Sep. 14 2018 — The recent tweet from Elon Musk has understandably made big news, but it is worth pointing out that the appetite for taking public companies private has been a key area of activity this year. S&P Global Market Intelligence’s data shows that 2018YTD is already at 39% of 2017 numbers, standing at €17.8bn of deal value across 32 completed deals, globally. Going-private closed deal count is at a healthy 49% compared to full 2017 numbers.

In terms of most popular sectors for going-private deals, since 2013 - Information Technology has been leading the pack with €108.9bn of aggregate deal value recorded across 104 deals, while Consumer Discretionary* is trending as a distant second with €49.7bn of total deal value.

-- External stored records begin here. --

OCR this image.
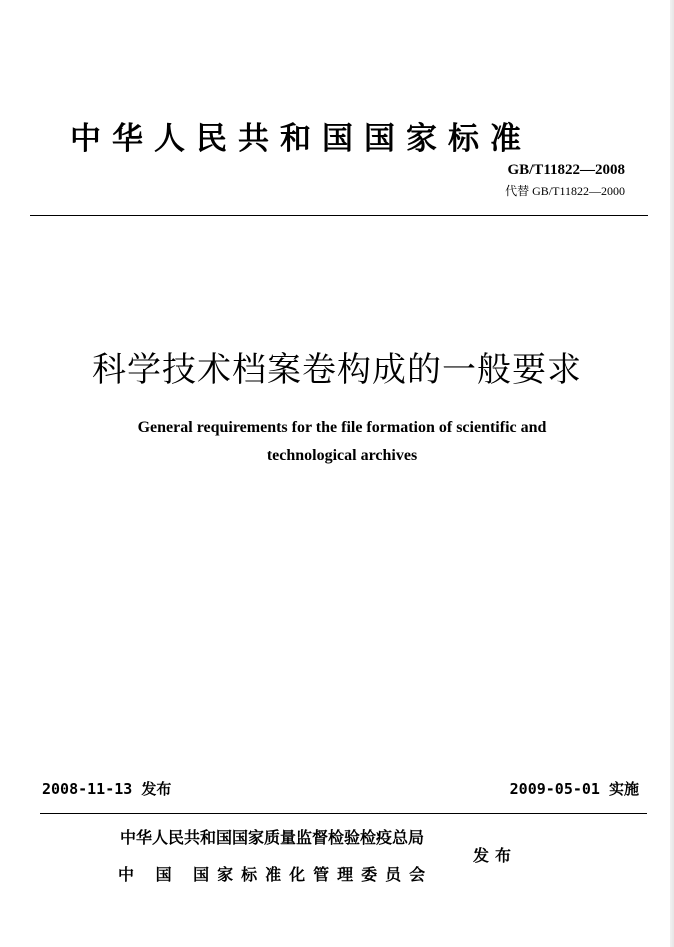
中华人民共和国国家标准
GB/T11822—2008
代替 GB/T11822—2000
科学技术档案卷构成的一般要求
General requirements for the file formation of scientific and
technological archives
2008-11-13 发布	2009-05-01 实施
中华人民共和国国家质量监督检验检疫总局
中 国 国家标准化管理委员会
发布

The top target location for going private deals is the US, and interestingly – China comes in at second place, with UK following. The three regions have seen total deal size of €218.8 during the period of 2013 through 2018YTD. The popularity of these locations is further supported by the fact that after going private, average target’s EBITDA values have increased compared to when those companies were public. The US-based going private targets grew their EBITDA by average of 56% since leaving the public market, while Chinese and the UK-located companies grew EBITDA by 10% and 38%, respectively. Overall, the going private moves proved to be successful for ex-public companies globally within the 2013 – 2018YTD deals’ time frame, where their average Net Income values grew by 58% while EBITDA values grew by a smaller but yet attractive 29%.

In terms of the deal pipeline, 18 going-private deals were announced globally since 1st January 2018 and would add €25.8bn of aggregate deal value to already closed €17.8bn.